Brent Lang Executive Editor Not much is funny about those terrifying early days of COVID, when the world was cloaked in an apocalyptic doom and the president was telling us to drink bleach.
But in “Stress Positions,” Theda Hammel miraculously finds the funny side of lockdown, mining the masks, Purell and social distancing that defined that unhappy era for physical comedy. “Those gestures are like balloons, and they’re filled with the sense of danger and a sense of peril,” Hammel says of the Sundance-bound film that she directed and co-wrote. “And as soon as the urgency drains away, these behaviors seem ridiculous.” “Stress Positions,” which follows a 30-something gay man named Terry (John Early) who is trying — and largely failing — to look after his injured Moroccan nephew Bahlul (Qaher Harhash) when the pandemic hits, also wants to use the all-too-recent past to skewer millennial mores.
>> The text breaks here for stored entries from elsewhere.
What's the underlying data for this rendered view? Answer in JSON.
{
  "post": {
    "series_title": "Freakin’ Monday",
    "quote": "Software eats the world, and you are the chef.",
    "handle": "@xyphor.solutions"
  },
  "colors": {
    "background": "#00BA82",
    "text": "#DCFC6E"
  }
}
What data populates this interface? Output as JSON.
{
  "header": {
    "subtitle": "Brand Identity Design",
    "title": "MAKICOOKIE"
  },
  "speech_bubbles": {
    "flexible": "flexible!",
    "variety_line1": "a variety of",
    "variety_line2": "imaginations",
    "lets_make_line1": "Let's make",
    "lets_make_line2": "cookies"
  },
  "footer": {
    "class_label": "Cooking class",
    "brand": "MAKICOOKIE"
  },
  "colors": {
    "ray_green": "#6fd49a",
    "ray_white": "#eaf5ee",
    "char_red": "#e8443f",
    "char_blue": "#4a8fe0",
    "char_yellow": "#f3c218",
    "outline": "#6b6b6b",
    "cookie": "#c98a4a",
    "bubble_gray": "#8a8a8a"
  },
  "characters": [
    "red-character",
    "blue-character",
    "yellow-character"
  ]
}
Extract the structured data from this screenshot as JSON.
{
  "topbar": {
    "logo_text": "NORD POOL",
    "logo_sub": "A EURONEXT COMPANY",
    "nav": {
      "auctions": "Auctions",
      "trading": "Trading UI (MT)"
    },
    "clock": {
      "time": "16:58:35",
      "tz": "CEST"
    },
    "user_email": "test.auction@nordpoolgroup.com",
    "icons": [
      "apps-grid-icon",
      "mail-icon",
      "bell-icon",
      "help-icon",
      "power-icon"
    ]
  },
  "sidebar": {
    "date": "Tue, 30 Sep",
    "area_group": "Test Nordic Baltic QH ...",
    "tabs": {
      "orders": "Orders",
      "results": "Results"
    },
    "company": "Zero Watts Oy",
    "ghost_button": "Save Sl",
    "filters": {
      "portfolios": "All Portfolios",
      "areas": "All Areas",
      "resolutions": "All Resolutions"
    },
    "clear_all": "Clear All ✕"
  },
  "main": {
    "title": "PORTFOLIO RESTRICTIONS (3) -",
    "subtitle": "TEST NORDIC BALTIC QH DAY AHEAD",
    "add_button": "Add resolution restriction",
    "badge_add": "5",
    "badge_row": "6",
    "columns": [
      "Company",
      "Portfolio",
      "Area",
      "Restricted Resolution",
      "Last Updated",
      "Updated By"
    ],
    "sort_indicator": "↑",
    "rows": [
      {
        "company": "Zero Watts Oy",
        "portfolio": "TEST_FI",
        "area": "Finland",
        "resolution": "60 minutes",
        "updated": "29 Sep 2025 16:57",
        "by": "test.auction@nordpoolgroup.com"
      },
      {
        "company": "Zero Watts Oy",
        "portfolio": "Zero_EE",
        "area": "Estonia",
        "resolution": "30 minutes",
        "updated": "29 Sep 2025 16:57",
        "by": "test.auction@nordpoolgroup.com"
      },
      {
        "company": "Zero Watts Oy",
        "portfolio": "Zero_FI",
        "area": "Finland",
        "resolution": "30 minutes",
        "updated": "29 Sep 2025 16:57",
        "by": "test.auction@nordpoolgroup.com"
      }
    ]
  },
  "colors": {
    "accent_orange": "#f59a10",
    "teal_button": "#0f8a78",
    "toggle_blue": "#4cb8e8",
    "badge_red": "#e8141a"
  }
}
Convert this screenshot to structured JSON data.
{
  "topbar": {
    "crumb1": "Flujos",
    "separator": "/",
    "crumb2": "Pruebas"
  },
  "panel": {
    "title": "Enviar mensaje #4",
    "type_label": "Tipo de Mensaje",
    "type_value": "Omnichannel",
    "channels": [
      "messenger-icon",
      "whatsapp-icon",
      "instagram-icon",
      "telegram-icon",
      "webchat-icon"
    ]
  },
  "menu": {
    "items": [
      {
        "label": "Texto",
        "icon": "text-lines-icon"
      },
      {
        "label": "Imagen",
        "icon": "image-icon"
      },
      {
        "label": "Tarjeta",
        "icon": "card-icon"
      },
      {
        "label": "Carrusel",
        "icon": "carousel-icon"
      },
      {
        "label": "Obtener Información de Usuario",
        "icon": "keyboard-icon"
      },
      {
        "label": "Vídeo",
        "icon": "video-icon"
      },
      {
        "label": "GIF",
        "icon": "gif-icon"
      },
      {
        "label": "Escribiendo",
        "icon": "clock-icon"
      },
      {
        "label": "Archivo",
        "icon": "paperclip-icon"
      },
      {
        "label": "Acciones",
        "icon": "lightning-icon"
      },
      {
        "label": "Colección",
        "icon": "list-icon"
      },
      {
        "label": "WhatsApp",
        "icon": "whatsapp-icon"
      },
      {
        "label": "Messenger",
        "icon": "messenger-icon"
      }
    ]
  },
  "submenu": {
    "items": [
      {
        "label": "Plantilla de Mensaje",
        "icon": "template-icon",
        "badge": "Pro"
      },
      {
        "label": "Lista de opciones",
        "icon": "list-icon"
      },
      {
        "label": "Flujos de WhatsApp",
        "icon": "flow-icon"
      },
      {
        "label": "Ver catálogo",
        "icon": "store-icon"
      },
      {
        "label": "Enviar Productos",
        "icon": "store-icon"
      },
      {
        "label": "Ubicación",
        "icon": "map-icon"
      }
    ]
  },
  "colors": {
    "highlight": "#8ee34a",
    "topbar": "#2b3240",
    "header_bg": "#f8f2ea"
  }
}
In Early, her friend and frequent collaborator, Hammel found the perfect muse. After all, Early’s stand-up sends up the gulf between confidence and competence that Gen Y can exhibit. “We absorbed these values in our liberal arts settings, but we’re mostly interested in kind of looking like we know what we’re talking about,” Early says. “We’re vamping.
You’ll hear a millennial guest on an NPR show, and there’s just this certain kind of cadence and it’s all about filling time.